Pay disparity in Australia is still at the same rate as it was two decades ago, an average of 15.3 per cent, with our financial and insurances sector showing the largest disparity at 29.6 per cent. In consideration of like-for-like roles—where the industry, role and responsibilities are comparable, like senior managers within the advertising and marketing industry—the pay gap is 18.7 per cent.

However, the influence of gender coupled with an additional identity—such as race, class, age, LGBTIQA+ status, Indigeneity, or disability—demonstrates a starker picture of the gender pay gap and employment inequality in Australia.

As the age of women increases, the disparity between their pay and that of a man of equivalent age also increases, resulting in lower, long-term earnings and less superannuation upon retirement. Women with disabilities in Australia are less likely to be in paid employment than men with comparable disabilities, 51 per cent of women with a disability earn less than $200 per week, and only 16 per cent of women with a disability earn more than $400 per week. Indigenous women in Australia are less likely than non-Indigenous women, non-Indigenous men and Indigenous men to be employed, with Indigenous women aged over 55 having the lowest participation rates in the labour force.

In Canada, the statistics are similar: women earn 87 cents for every dollar a man earns. Indigenous women earn 10 per cent less than Indigenous men and 26 per cent less than non-Indigenous men.
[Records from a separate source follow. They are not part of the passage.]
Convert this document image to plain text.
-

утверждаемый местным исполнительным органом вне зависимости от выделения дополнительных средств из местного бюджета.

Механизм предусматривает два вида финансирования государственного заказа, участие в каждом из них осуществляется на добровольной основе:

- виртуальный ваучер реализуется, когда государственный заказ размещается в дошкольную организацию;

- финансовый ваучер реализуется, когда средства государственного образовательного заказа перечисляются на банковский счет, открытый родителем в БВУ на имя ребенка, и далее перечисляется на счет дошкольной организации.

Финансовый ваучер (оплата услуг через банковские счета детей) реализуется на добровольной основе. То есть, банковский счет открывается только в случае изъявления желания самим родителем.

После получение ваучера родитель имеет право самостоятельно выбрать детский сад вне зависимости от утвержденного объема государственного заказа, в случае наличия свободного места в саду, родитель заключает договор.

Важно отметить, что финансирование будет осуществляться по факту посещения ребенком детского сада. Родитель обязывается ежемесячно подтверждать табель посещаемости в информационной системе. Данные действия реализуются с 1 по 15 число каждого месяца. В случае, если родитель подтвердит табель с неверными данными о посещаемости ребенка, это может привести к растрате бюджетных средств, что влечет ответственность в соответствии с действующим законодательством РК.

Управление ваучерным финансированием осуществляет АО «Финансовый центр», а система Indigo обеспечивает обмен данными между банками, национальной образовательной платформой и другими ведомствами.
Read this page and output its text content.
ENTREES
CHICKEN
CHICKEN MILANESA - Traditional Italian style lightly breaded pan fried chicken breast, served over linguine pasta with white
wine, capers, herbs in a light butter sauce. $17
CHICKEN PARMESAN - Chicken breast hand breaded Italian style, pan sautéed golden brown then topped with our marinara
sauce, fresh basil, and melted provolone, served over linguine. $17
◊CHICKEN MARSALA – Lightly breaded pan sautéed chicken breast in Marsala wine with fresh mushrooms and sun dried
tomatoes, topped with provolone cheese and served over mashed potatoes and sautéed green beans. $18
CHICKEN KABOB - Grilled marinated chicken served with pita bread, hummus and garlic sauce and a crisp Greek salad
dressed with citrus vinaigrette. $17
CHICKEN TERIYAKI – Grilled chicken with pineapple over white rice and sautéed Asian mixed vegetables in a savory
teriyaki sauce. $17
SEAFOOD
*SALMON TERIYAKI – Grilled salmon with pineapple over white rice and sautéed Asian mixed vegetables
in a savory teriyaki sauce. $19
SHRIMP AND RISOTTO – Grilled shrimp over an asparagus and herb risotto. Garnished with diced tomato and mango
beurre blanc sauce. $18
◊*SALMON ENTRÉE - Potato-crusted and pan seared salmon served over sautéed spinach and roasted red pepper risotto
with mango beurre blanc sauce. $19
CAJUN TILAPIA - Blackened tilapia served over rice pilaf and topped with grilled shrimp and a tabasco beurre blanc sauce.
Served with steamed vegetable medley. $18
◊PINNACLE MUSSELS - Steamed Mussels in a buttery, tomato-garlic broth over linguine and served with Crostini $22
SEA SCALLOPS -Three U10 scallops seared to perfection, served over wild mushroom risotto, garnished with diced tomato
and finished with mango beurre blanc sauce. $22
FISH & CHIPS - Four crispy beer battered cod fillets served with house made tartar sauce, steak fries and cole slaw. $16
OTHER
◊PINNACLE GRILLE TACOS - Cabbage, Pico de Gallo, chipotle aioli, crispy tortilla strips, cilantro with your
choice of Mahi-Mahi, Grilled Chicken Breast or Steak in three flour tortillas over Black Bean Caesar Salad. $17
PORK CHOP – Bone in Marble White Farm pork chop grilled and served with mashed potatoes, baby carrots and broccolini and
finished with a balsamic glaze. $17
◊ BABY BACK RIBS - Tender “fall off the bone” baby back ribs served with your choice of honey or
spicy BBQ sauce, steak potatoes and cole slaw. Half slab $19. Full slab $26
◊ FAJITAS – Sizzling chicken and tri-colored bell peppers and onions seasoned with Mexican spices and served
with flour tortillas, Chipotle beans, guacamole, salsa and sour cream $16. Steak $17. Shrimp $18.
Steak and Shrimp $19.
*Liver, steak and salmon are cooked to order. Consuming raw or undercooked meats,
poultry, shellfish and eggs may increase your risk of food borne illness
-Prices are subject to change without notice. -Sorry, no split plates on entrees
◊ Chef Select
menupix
Immigrant women earn 25 per cent less than immigrant men and 28 per cent less than non-immigrant men. Women with disabilities are more likely than men with disabilities to live in poverty.

Upon reflection, what this torpor shows is this: it is easy to create a stir, and to ignite the flame of misogyny within the souls of online trolls. It is a lot harder to create social change.

Social change not only requires a national—or international—conversation starter, it also requires a movement of people taking grassroots action in the social, educational and political sphere.

Following the bake sale, I was contacted by a number of organizations and local political leaders asking me to host “another bake sale” to draw attention to their issue of social justice, from same-sex marriage, to climate change, to reproductive rights. To all of these I said no: the conversation about pay inequality had been started with this bake sale and the focus should be turned towards making it a reality—through the political space (with the Workplace Gender Equality Agency raising the profile of companies with unequal employment practices), the educational space (with my organization, the One Woman Project, delivering in-school workshops on barriers to leadership and employment equality in Australia) and through the social space (with high-profile leaders revealing the disparities in their industry).

In 2017, we saw these conversation starters rise again: sexual assault and harassment globally was brought to light with the #MeToo social media movement; more women in positions of power were brought into the political space; violence against women has become a talking point for national leaders across the globe.

And these conversations are starting to turn into offline, grassroots action. The #TimesUp movement has established a fund for women survivors of sexual assault. An estimated 5 million people in 673 Women’s Marches from all seven continents rallied in 2017. There will be more than 400 Black women running for office in the United States in 2018, inspired—or perhaps infuriated—by the fact that a mere three per cent of Congress identifies as a Black woman, or that only seven per cent identifies as a woman of colour. And every day, organizations are working to create social change on a local, national and international scale.

The conversation has been started. Now is the time to empower, assist and support the activists on the ground to create tangible change.

The time is now; let’s make 2018 the Year of the Woman.